Deux tués dans une fusillade entre gangs à Coquitlam

Contenu de l’article

Le dernier double meurtre du Lower Mainland est lié à la poursuite de la guerre des gangs régionaux, a confirmé jeudi l’équipe intégrée d’enquête sur les homicides.

Contenu de l’article

La GRC de Coquitlam a trouvé deux jeunes hommes grièvement blessés dans un véhicule lorsqu’ils ont répondu à un appel de coups de feu près de Dawes Hill Road et Mundy Street vers 19 h 45 mercredi.

Une victime a été déclarée morte sur les lieux, tandis qu’une autre a été transportée à l’hôpital et a ensuite succombé à ses blessures, le Sgt. dit Timothy Pierotti.

« Une troisième victime a été retrouvée souffrant de blessures par balle ne mettant pas sa vie en danger. L’IHIT a mené l’enquête et continue de travailler en étroite collaboration avec la GRC de Coquitlam, le Service des coroners de la Colombie-Britannique et la Section intégrée de l’identité judiciaire de la GRC.

La police était toujours sur les lieux d’une fusillade liée à un gang jeudi 24 novembre. La fusillade, qui a eu lieu mercredi soir, a fait deux morts et un blessé. Photo de Francis Georgian /PNG

L’un des morts a été identifié comme étant Ramin Salam, 25 ans, de Coquitlam. Salam a grandi à Burnaby et a travaillé dans la construction.

Contenu de l’article

Pierotti a déclaré que l’identité du deuxième homme tué n’a pas encore été confirmée.

« Pour le moment, les enquêteurs pensent qu’il s’agit d’une fusillade ciblée liée au conflit en cours entre les gangs du Lower Mainland », a-t-il déclaré.

Ni Salam ni la victime survivante n’ont de casier judiciaire en Colombie-Britannique

L’IHIT demande à toute personne possédant des images de la caméra de tableau de bord ou des informations concernant les meurtres de contacter les enquêteurs au 1-877-551-4448 ou à [email protected]

Le double meurtre survient la même semaine que Statistique Canada a signalé une augmentation du taux d’homicides à l’échelle nationale en 2021, en grande partie en raison d’une augmentation des fusillades mortelles de gangs en Colombie-Britannique et en Ontario.

« La police a signalé 184 homicides liés à des gangs en 2021 (sur 788), ce qui représente près d’un quart (23%) de tous les homicides », indique le rapport. « En 2021, il y a eu 33 homicides supplémentaires liés à des gangs par rapport à 2020, ce qui représente le taux le plus élevé enregistré au Canada depuis la première collecte de données comparables en 2005. »

Contenu de l’article

En Colombie-Britannique, près du tiers des meurtres de 2021 étaient liés à des gangs, ce qui est considérablement plus élevé que la moyenne nationale, selon le rapport.

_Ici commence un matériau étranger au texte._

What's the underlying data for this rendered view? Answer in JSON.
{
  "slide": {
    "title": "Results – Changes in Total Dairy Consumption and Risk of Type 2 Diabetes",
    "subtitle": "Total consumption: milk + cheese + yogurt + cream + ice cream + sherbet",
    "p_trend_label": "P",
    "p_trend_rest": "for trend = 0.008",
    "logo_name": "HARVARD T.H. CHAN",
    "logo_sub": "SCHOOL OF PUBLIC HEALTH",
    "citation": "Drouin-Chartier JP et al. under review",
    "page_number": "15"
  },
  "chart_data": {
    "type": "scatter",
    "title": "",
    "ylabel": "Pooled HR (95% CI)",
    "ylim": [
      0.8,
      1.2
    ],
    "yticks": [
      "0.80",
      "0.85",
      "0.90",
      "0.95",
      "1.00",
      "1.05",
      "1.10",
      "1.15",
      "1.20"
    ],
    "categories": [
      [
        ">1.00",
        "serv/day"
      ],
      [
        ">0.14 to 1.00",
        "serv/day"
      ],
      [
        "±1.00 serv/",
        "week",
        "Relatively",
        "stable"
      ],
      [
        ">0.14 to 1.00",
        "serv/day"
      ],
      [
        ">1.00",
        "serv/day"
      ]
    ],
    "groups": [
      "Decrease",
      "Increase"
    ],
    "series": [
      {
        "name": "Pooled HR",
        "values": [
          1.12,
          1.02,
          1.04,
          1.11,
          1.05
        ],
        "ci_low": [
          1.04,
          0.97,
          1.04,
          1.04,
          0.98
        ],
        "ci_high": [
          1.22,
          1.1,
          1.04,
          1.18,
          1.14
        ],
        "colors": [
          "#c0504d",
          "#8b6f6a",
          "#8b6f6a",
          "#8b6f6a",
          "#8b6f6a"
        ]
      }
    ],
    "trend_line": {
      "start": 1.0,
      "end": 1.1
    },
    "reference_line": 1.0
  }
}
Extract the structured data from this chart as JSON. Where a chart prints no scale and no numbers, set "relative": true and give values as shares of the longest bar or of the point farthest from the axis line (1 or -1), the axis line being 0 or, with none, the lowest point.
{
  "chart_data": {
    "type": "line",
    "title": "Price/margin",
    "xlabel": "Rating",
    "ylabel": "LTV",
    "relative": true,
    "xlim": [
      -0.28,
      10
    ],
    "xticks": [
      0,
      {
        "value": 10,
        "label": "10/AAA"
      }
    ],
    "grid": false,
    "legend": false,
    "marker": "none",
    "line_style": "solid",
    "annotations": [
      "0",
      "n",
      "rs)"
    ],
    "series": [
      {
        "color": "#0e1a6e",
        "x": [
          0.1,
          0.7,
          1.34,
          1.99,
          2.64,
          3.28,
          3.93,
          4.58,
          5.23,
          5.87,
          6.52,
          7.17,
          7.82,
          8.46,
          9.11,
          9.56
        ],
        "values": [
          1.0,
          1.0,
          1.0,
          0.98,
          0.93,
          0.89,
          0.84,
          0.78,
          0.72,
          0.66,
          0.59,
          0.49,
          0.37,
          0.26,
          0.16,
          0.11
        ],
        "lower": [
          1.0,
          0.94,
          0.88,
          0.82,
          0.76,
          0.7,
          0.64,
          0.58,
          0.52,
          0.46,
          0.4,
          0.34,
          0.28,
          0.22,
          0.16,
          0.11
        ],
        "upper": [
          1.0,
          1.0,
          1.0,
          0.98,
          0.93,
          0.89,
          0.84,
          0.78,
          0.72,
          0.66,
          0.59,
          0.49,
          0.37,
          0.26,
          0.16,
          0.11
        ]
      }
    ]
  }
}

Du meurtre très médiatisé du gangster Milad Rahimi à l’extérieur d’un supermarché de North Vancouver en mars, à l’exécution publique de Meninder Dhaliwal à Whistler en juillet à la fusillade éhontée de Vishal Walia à l’extérieur du parcours de golf universitaire près de l’UBC en octobre, le schéma des attaques ciblées les meurtres de gangs se sont poursuivis tout au long de 2022.

Mais le pourcentage réel de meurtres de gangs semble être inférieur à celui de 2021.

Sur les 59 meurtres à ce jour en 2022 dans la juridiction de l’IHIT, seuls 16 seraient liés à des gangs. Plusieurs autres ont des liens avec le trafic de drogue et, dans d’autres, la police les a décrits comme des incidents isolés sans identifier de motif.

Sur les 10 meurtres de Vancouver cette année, aucun n’a été lié au conflit des gangs. Mais les meurtres du côté ouest de Shu-Min Wu, 50 ans, et de Ying Ying Sun, 39 ans, en février auraient un lien avec le crime organisé. Aucune accusation n’a été portée.

Et à Delta, qui, comme le VPD, enquête sur ses propres cas d’homicide, il y a eu un meurtre en 2022 et il n’était pas lié à un gang.